THE HUNDRED YEARS WAR.
Magna Carta and the decline of feudalism.
The beginning of Parliament. The development of towns.
Watt Tyler’s revolt. Chivalry and medieval culture. Wars of the Roses. Chaucer and William Caxton’s first printing press.)
The Renaissance period (The Tudors. The break with the church of Rome. The English Reformation. The Protestant-Catholic struggle. Elizabeth and Shakespeare’s age. Civil war and the Interregnum.
Oliver Cromwell and republicanism. The Restoration.
Constitutional monarchy. Union with Wales and the conquest of Ireland.).
KING JOHN AND MAGNA CARTA
Richard, beguiled by the glamour and prizes of Crusade, departed for Palestine, and on his return was intercepted in Austria and held to ransom by the emperor, Henry VI. Despite a rebellion by his brother, John, the ransom was paid and he returned, only to leave again for Normandy to campaign for his French possessions.
King John
In 1213, John suddenly overturned his own policy, and that of Henry II, by agreeing that England should be a papal fief, its king owing his throne to the Pope. His aim was to obtain Innocent's support in a war against his old enemy Philip Augustus. But his war on France was a disastrous failure and the English barons rose against him, supported by the citizens of London. Magna Carta, their charter of grievance and reform, sixty-two clauses long, was sealed by an unwilling and unrepentant king on 17 June 1215. The barons' subsequent attempt to enforce it led to a split in their own ranks, and warfare followed between those who sided with the king and those who, standing four-square for the Charter, declared John deposed, and invited Louis, son John deposed, and invited Louis, son of Philip Augustus, to assume the throne of England.
John's death in 1216, while on campaign in East Anglia, rescued the country from a civil war that was complicated by the invasion of Louis. His French troops and John's foreign mercenaries ravaged much of the south. In this critical juncture the country rallied round John's nine-year-old son, who became Henry III.
THE REIGN OF HENRY III
During the half-century of his personal rule, Western Europe experienced, on the whole, a state of peace compared with times before and times to come.

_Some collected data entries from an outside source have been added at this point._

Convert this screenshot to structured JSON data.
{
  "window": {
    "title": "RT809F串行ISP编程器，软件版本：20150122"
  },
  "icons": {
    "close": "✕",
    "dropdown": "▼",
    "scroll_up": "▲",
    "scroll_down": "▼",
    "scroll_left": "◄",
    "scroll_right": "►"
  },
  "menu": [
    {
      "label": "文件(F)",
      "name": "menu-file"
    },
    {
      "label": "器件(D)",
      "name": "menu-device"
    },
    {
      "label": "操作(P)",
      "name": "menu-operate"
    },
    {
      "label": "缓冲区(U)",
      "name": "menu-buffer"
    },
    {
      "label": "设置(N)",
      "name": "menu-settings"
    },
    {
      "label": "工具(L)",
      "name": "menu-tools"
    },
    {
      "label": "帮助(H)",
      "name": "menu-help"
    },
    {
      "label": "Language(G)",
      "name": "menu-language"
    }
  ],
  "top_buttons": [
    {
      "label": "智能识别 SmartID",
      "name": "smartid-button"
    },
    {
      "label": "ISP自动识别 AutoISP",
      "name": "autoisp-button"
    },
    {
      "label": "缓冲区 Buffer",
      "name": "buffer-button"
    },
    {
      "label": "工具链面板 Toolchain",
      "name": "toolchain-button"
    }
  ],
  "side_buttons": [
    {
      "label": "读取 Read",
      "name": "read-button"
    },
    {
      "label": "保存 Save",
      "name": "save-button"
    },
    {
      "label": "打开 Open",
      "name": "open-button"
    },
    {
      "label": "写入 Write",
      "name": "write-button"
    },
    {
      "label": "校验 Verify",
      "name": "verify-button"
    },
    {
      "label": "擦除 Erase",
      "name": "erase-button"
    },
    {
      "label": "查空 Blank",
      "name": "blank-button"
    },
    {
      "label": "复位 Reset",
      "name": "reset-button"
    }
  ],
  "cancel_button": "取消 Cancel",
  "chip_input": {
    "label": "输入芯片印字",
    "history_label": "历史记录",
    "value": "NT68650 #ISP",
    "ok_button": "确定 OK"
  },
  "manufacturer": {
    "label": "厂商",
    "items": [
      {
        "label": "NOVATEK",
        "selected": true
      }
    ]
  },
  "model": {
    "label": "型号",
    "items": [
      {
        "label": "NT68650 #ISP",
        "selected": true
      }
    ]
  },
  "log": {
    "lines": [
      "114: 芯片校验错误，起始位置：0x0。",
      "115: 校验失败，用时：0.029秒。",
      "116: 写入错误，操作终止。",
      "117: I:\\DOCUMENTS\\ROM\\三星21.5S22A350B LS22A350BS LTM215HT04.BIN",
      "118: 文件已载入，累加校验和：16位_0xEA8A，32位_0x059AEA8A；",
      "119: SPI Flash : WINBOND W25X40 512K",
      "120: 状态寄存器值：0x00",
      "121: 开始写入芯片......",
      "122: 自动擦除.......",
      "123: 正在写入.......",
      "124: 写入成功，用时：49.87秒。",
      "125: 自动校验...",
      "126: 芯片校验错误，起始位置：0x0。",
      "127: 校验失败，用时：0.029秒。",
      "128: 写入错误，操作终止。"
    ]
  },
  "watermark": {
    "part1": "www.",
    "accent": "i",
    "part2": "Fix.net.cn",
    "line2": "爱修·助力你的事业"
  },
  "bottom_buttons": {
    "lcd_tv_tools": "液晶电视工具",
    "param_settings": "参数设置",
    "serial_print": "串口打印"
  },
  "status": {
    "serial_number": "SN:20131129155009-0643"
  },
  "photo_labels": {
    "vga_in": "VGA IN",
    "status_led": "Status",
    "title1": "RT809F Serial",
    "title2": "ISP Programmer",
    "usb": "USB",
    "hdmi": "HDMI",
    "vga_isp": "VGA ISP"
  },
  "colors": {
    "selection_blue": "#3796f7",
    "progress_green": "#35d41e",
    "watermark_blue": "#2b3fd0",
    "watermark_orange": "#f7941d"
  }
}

French was still the official language of court and law in England. Latin was the international language of learning, diplomacy and liturgy. The English language had no official status. A resident of England, asked to define his identity at this time, would have done so in terms of who his lord was, or perhaps, in terms of his parish or village. Fully three-quarters of the English people were still of the villein class, in a state of semi-servitude, their opportunities and movements restricted to the places where they had been born and by the dictates of the lord of the manor. The change in thinking was brought about by a number of separate elements, which did not have much to do with one another. In England the sea barrier round so much of the country helped to promote a sense of separateness. The emergence of a university at Oxford, first founded in 1167 by scholars who had come from Paris, followed by that of Cambridge in 1209, among Europe's earliest, helped to create a social group of 'clerks', educated men who were greatly influenced by the part-secular, part-religious communities in which their formative years were spent (the student community of Oxford numbered around 1,300 in the 1330s – a considerable figure).
THE DUTIES OF THE KING
AND THE POWER OF THE LAW
The two great formative forces in the emergence of a distinctively English nation were the kingship and the law. A king was expected to rule and govern, to levy specific tolls and taxes, to wage war, to ensure that justice was done, to keep civil peace, to reward his servants, and to be seen to do all these things, as well as to maintain the splendid lifestyle that went with such supremacy and responsibility. A king who failed in these respects might eventually be challenged, as John had been and Henry III was to be, without any urge to destroy or replace kingship itself. To achieve this, without appearing to be merely rebellious and disloyal, it was vital to show in what respects the king had failed, and in what respects he should act differently This was the importance of Magna Carta and such later agreements as the Provisions of Oxford, enforced on Henry III by Simon de Montfort and other barons in 1258. They made it possible to judge the king by his performance.